The study also has some limitations. First, the applicability of our findings may be limited to primary care patients with unhealthy alcohol use who agree to be screened and followed in a research study, and to those with similar characteristics as in our sample (e.g. 32% reporting no alcohol problems, a third with illicit drug use). Although participants differed little from those who did not participate, participants did drink more. Similarly, subjects lost to the analytic sample differed little from those studied except on gender. The effects of these differences can be considered in the interpretation of our results. Second, findings are from secondary data analyses. Causality (of predictors) cannot be inferred, and there could be many explanations for changes in the readiness constructs. However, observational studies such as this one are likely among the best ways to study the natural course of behavior change constructs and changes in drinking, particularly prospective studies. Third, in our attempt to explore changes over time, we had to combine actual behavior (changes in alcohol consumption) with cognitions about behavior change.

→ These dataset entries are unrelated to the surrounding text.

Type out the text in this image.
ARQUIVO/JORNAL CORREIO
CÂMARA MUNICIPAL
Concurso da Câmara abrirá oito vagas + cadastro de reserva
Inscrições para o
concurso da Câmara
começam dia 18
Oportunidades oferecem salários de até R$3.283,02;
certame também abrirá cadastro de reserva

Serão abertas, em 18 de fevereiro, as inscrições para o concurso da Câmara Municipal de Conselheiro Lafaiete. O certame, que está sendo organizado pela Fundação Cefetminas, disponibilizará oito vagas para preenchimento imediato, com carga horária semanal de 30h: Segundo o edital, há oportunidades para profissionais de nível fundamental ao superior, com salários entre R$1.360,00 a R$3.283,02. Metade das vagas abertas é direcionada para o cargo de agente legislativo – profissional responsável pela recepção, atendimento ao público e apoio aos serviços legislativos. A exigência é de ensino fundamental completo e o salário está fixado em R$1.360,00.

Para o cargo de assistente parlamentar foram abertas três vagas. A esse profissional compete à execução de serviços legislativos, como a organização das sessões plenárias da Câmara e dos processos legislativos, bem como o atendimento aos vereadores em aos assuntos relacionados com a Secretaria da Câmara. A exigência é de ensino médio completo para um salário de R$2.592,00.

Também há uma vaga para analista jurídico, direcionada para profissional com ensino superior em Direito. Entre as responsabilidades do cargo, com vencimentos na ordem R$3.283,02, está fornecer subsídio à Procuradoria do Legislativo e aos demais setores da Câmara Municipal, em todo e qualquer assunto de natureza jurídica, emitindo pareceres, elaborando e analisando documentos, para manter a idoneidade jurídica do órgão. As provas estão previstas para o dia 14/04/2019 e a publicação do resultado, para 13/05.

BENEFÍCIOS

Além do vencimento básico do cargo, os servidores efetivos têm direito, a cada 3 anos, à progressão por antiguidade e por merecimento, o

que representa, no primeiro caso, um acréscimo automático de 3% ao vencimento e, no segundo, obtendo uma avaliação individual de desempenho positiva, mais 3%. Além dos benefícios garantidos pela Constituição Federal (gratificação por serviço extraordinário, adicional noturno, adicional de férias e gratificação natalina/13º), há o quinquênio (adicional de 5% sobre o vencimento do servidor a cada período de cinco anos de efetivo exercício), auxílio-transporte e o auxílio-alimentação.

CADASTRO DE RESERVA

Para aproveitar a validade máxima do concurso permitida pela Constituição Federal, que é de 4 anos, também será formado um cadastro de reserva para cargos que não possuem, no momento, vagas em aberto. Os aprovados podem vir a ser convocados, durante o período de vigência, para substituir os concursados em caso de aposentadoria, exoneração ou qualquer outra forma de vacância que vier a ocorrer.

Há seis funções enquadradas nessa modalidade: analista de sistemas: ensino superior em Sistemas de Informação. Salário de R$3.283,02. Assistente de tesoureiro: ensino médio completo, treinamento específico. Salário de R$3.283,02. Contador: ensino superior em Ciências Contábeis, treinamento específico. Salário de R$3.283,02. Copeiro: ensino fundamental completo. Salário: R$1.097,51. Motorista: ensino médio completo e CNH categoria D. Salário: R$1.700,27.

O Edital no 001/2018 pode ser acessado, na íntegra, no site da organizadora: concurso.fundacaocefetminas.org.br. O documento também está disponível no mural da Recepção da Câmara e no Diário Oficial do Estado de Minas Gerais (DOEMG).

It is likely that these two dimensions reflect different aspects of behavior. We presented data on the dimensions separately (and combined) but performed regression analyses on the combined outcome. From a clinical perspective, improvements in either drinking or readiness (combined) seem to be most relevant. Also, the interpretation of a 6 month change in readiness on a continuous scale for someone who continues to drink risky amounts is difficult, since it not clear how one would interpret a change in some number of points. Fourth, we did not adjust the level of significance for multiple comparisons. As such one should be cautious about interpreting associations, particularly those not in the hypothesized direction. Lastly, all data were obtained from interviews and are subject to recall and social desirability biases. But interviews with trained research associates and assurances of confidentiality took place immediately after the primary care visit to maximize accurate recall and minimize bias. Nonetheless, we do not know what patients meant by discussions about alcohol, which could have been brief or extensive and may or may not have included known effective components of brief interventions.